First he peered inside the opened wall-safe again, just to double-check nothing had been overlooked. But it was bare. And that dark void pained him, and angered him in so many ways. It had contained their father’s pocket watch. The only truly personal thing belonging to him that either of them had.

He sat down at Aileen’s walnut bureau. A black Parker pen, in a holder embossed with gold letters reading HSBC – probably a Christmas gift years ago from the bank, he thought, sat on the curling leather surface of the writing area. Tiny oval-framed photographs of her husband, her children and himself were arranged on the top of it. The drawers were stuffed with correspondence, bills, stamps. There was a fresh sheet of blue headed writing paper, with an envelope beside it, and an unwritten birthday card. A letter she had been going to write to someone, which now would never be written, and a card that would never be sent. Her diary was gone, he noticed, and assumed the police had taken it.

He pulled open one of the deep side drawers and immediately, along with a faint woody smell, caught a whiff of her scent again. After a few moments of rummaging through papers, he pulled out a leather photograph album containing pictures that had been taken of the highest-value items in the house, mostly for insurance purposes. His sister had a fine collection of oil paintings, clocks and furniture, all of which he had advised her on, and some of which he had bought for her, at knock-down prices, at rigged auctions.

He laid it in front of him and opened it up. The first photograph should have been the uninsured gold Patek Philippe pocket watch, still with a slim gold chain attached, that their father had always worn in his waistcoat. The glass had splinter cracks, and the crown was bent at an angle, the winding arbor frozen, with the pinion inside disconnected from the centre wheel so that the hands would not move when the crown was rotated. He hadn’t seen the watch for a long time, since he’d moved it to Aileen’s safe. But he could still picture every detail, vividly. The last time he had looked at it was to check the serial number, after he had become an expert in watches and realized it possibly had a high value. He had been right.

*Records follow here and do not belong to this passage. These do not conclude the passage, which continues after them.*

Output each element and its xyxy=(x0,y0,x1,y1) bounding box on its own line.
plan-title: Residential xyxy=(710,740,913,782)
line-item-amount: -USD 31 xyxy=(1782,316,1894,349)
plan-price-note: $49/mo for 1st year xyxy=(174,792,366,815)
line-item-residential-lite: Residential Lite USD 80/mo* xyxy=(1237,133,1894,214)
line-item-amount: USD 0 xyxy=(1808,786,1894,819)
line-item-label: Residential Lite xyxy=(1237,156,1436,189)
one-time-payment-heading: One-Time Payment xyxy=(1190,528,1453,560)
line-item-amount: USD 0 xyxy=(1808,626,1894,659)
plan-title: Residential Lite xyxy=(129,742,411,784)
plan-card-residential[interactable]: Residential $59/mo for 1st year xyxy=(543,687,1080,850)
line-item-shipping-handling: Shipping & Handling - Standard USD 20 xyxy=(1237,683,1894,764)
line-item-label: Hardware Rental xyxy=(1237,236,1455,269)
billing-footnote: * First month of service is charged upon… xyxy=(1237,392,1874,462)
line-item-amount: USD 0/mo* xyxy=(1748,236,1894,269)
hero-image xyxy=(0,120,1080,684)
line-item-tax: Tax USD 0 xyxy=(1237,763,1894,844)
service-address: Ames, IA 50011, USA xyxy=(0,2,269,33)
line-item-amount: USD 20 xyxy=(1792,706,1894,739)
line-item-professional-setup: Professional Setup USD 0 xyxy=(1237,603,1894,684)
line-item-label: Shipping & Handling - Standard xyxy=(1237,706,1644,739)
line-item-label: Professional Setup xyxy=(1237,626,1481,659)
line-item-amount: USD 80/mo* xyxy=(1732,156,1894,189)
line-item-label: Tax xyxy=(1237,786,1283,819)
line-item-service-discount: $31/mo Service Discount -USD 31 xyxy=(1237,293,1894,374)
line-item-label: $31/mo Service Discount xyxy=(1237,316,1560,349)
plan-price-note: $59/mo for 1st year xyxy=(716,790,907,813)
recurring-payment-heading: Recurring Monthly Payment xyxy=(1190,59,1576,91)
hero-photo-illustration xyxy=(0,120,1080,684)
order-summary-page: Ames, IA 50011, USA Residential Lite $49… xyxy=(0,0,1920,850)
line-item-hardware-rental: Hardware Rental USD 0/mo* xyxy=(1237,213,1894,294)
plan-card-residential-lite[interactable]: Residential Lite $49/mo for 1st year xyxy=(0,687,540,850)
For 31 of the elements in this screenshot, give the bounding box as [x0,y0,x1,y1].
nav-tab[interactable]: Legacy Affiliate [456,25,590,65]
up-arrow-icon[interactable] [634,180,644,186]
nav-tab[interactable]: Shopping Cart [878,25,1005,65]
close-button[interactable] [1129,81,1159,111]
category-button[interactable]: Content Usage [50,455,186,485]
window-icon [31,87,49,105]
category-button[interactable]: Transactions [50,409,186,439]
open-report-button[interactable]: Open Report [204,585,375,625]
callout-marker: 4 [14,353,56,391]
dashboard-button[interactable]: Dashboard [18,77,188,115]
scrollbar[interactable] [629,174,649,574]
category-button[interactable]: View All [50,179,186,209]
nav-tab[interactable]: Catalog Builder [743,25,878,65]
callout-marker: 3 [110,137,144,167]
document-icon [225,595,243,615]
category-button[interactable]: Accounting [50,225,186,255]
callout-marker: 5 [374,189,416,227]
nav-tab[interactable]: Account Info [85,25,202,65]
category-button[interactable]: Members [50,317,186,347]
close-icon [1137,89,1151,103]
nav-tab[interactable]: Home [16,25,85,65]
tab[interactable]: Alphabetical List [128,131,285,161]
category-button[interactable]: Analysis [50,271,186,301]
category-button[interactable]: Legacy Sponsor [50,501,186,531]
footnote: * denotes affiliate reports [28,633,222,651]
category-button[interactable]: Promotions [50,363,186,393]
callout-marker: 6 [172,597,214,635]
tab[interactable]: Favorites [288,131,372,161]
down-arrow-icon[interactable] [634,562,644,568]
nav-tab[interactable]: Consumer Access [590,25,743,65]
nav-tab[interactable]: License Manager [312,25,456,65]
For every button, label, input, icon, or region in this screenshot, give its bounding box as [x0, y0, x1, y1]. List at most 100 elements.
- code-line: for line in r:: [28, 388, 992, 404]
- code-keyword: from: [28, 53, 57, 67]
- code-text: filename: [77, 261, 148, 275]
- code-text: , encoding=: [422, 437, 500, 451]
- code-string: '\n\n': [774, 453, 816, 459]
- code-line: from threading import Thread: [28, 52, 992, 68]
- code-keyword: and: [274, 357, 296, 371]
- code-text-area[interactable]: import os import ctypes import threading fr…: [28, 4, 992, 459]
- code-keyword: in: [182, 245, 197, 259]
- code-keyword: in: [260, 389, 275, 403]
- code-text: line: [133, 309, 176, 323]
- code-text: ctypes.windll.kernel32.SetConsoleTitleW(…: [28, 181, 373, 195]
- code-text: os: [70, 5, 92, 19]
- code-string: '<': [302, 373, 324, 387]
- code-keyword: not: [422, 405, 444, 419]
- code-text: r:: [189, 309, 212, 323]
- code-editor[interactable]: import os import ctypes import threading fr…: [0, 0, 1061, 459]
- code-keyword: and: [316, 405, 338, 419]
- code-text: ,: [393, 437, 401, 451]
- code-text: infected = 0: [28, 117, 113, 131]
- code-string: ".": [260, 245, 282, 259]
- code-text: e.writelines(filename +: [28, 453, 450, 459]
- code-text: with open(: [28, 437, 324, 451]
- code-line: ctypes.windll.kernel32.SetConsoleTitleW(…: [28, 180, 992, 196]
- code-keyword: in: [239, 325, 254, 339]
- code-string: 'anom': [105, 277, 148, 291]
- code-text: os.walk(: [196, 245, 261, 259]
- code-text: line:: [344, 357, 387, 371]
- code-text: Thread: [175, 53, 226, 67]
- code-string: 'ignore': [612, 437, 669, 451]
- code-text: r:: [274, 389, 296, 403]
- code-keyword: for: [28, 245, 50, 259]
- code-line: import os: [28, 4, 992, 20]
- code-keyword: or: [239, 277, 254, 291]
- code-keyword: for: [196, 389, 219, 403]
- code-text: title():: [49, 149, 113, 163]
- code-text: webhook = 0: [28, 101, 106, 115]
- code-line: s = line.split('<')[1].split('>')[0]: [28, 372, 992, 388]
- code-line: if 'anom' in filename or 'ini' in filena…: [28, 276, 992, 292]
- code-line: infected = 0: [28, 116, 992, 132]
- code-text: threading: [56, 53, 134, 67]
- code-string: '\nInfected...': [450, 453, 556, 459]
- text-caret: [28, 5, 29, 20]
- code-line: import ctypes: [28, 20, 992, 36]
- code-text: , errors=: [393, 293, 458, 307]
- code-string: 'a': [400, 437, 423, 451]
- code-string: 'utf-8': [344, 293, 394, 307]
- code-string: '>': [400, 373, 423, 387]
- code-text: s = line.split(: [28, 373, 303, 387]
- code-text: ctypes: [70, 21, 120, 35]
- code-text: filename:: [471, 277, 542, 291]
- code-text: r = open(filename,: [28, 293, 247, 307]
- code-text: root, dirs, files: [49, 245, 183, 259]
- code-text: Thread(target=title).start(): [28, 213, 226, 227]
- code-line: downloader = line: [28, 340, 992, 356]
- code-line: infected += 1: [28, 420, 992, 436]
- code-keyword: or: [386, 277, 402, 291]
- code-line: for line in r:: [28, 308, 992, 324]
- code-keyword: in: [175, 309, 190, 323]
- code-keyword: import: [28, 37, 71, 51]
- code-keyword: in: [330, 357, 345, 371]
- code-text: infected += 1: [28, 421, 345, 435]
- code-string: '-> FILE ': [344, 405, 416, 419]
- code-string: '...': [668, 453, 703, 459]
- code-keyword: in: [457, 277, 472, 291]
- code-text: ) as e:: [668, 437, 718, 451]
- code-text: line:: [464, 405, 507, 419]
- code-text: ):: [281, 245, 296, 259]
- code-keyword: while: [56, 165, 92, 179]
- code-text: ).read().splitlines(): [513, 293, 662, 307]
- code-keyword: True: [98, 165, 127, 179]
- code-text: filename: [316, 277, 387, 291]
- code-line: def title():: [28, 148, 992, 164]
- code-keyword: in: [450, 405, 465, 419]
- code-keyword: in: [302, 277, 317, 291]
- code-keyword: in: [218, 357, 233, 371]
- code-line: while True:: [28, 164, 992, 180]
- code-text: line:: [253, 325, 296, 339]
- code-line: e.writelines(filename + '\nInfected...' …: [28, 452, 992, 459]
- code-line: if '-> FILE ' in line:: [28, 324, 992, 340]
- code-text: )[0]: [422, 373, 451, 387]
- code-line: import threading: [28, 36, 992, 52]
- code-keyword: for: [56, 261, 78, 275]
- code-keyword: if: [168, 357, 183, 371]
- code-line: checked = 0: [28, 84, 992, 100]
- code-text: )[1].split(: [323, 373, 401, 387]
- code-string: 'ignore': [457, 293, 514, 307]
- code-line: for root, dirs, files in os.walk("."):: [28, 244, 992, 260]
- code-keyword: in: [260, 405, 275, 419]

The watch was extremely rare and even in its busted form had a value of at least two million pounds today. Not that he or Aileen needed the money or would ever have sold it. They had both wanted to keep it as it was, the day he had been given it. Often he had thought of having it repaired and using it, wearing it with pride, but he could never bring himself to do it. With this busted watch he felt a connection with his father and he was scared to lose that.

He had never questioned in his mind how his father, a humble stevedore, had come by something so valuable. He’d stolen it from somewhere, almost certainly.

As executor of his sister’s will, Gavin knew she’d left everything to her granddaughter, with the exception of some bequests to her staff and to charity. As he stared at it, tears welling in his eyes, a voice from the past came back to him, like a ghost. It was long, long, ago.

On the Manhattan wharf in 1922. As he stood there, a small boy, with his sister and his aunt, the youth with a cap, pushing through the crowd, thrusting a heavy brown-paper bag into his hand, containing a gun, the watch and the newspaper front page.

Watch the numbers.

He had been trying to puzzle out what the boy had meant for ninety years. He was scared he would go to his grave never knowing.